The first trail head along the nine mile loop road is Sipapu Bridge Trail. The trail down there is only 0.6 miles but has a 500 ft. elevation change. There are wooden ladders, stairs, and hand rails to help you traverse the steep slippery sandstone. Sipapu Bridge is 220 feet high, 31 feet wide, and has a span of 268 feet with a thickness of 53 feet. Sipapu is an Ancestral Pueblo term referring to the place of emergence. The circular kivas found at many ruins sites have a symbolic Sipapu in the floor.

At the bottom it is lush and green and a different world from the desert conditions on the rim.
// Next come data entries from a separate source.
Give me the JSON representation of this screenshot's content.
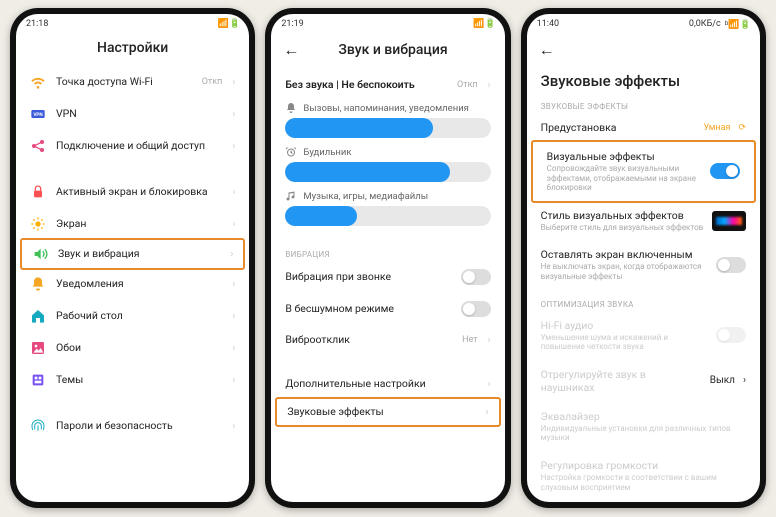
{
  "screen1": {
    "time": "21:18",
    "title": "Настройки",
    "rows": [
      {
        "icon": "wifi",
        "label": "Точка доступа Wi-Fi",
        "value": "Откп"
      },
      {
        "icon": "vpn",
        "label": "VPN"
      },
      {
        "icon": "share",
        "label": "Подключение и общий доступ"
      },
      {
        "gap": true
      },
      {
        "icon": "lock",
        "label": "Активный экран и блокировка"
      },
      {
        "icon": "brightness",
        "label": "Экран"
      },
      {
        "icon": "sound",
        "label": "Звук и вибрация",
        "highlight": true
      },
      {
        "icon": "bell",
        "label": "Уведомления"
      },
      {
        "icon": "home",
        "label": "Рабочий стол"
      },
      {
        "icon": "wallpaper",
        "label": "Обои"
      },
      {
        "icon": "themes",
        "label": "Темы"
      },
      {
        "gap": true
      },
      {
        "icon": "fingerprint",
        "label": "Пароли и безопасность"
      }
    ]
  },
  "screen2": {
    "time": "21:19",
    "title": "Звук и вибрация",
    "silent": {
      "label": "Без звука | Не беспокоить",
      "value": "Откп"
    },
    "sliders": [
      {
        "icon": "bell",
        "label": "Вызовы, напоминания, уведомления",
        "pct": 72
      },
      {
        "icon": "alarm",
        "label": "Будильник",
        "pct": 80
      },
      {
        "icon": "music",
        "label": "Музыка, игры, медиафайлы",
        "pct": 35
      }
    ],
    "vibration_section": "ВИБРАЦИЯ",
    "rows2": [
      {
        "label": "Вибрация при звонке",
        "toggle": false
      },
      {
        "label": "В бесшумном режиме",
        "toggle": false
      },
      {
        "label": "Виброотклик",
        "value": "Нет"
      }
    ],
    "rows3": [
      {
        "label": "Дополнительные настройки"
      },
      {
        "label": "Звуковые эффекты",
        "highlight": true
      }
    ]
  },
  "screen3": {
    "time": "11:40",
    "status_right": "0,0КБ/с",
    "title": "Звуковые эффекты",
    "section1": "ЗВУКОВЫЕ ЭФФЕКТЫ",
    "preset": {
      "label": "Предустановка",
      "value": "Умная"
    },
    "visual": {
      "label": "Визуальные эффекты",
      "sub": "Сопровождайте звук визуальными эффектами, отображаемыми на экране блокировки",
      "on": true,
      "highlight": true
    },
    "style": {
      "label": "Стиль визуальных эффектов",
      "sub": "Выберите стиль для визуальных эффектов"
    },
    "keepon": {
      "label": "Оставлять экран включенным",
      "sub": "Не выключать экран, когда отображаются визуальные эффекты",
      "on": false
    },
    "section2": "ОПТИМИЗАЦИЯ ЗВУКА",
    "hifi": {
      "label": "Hi-Fi аудио",
      "sub": "Уменьшение шума и искажений и повышение четкости звука"
    },
    "headphones": {
      "label": "Отрегулируйте звук в наушниках",
      "value": "Выкл"
    },
    "eq": {
      "label": "Эквалайзер",
      "sub": "Индивидуальные установки для различных типов музыки"
    },
    "volume": {
      "label": "Регулировка громкости",
      "sub": "Настройка громкости в соответствии с вашим слуховым восприятием"
    }
  }
}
This area of southeast Utah is rich in Ancestral Pueblo Ruins and these canyons have some, though you need to explore to find them. The Horse Collar Ruin that is visible from the rim is about one mile down canyon from Sipapu on the north side of the canyon. (There are also ruins up the canyon to look for.)

The Kachina Bridge Trail here was the longest of the three bridge trails at 0.75 miles down, but the elevation change not so bad at 350 ft. On the road to the Kachina Trail Head is an overlook for Horse Collar Ruin. The Kachina Bridge is 210 feet high, 44 feet wide, with a span of 204 feet and is the thickest here at 93 feet.

A lot of work had been done on the trail, cutting and arranging stones to make convenient steps down an otherwise steep route. There are some faint petroglyphs high on the walls of the Kachina Bridge. (Kachina Bridge is named for some of the petroglyph figures on the walls near the base of the bridge. Some of the figures are also of interest to those who believe that the Ancestral Pueblos lived at the same time as the dinosaurs.)

These bridges are so massive that it is hard to take pictures of them up close with your typical cameras. The dark streaks on the sandstone are desert varnish, a mostly manganese and iron deposit left from evaporated water. Again, it was much greener and moister at the bottom of the canyon and the place was alive with birds calling.

The Owachoma Bridge Trail is the shortest and easiest of the three bridge trails. This bridge is 106 feet high, 27 feet wide with a span of 180 feet and a thickness of only 9 feet. Owachoma translates as "round mound."

Owachoma Bridge is an example of an older bridge, perhaps near collapse. It is so old that the stream that formed it doesn't flow under it any more. It is easy to get to, only 0.2 mile and only a 90 foot descent. This one is on the cover of the park brochure, the highlight of natural bridges. It is possible to hike between each of these bridges through the canyons with connecting loop trail on the mesa top. A tour of all three bridges in one hike is 8.6 miles.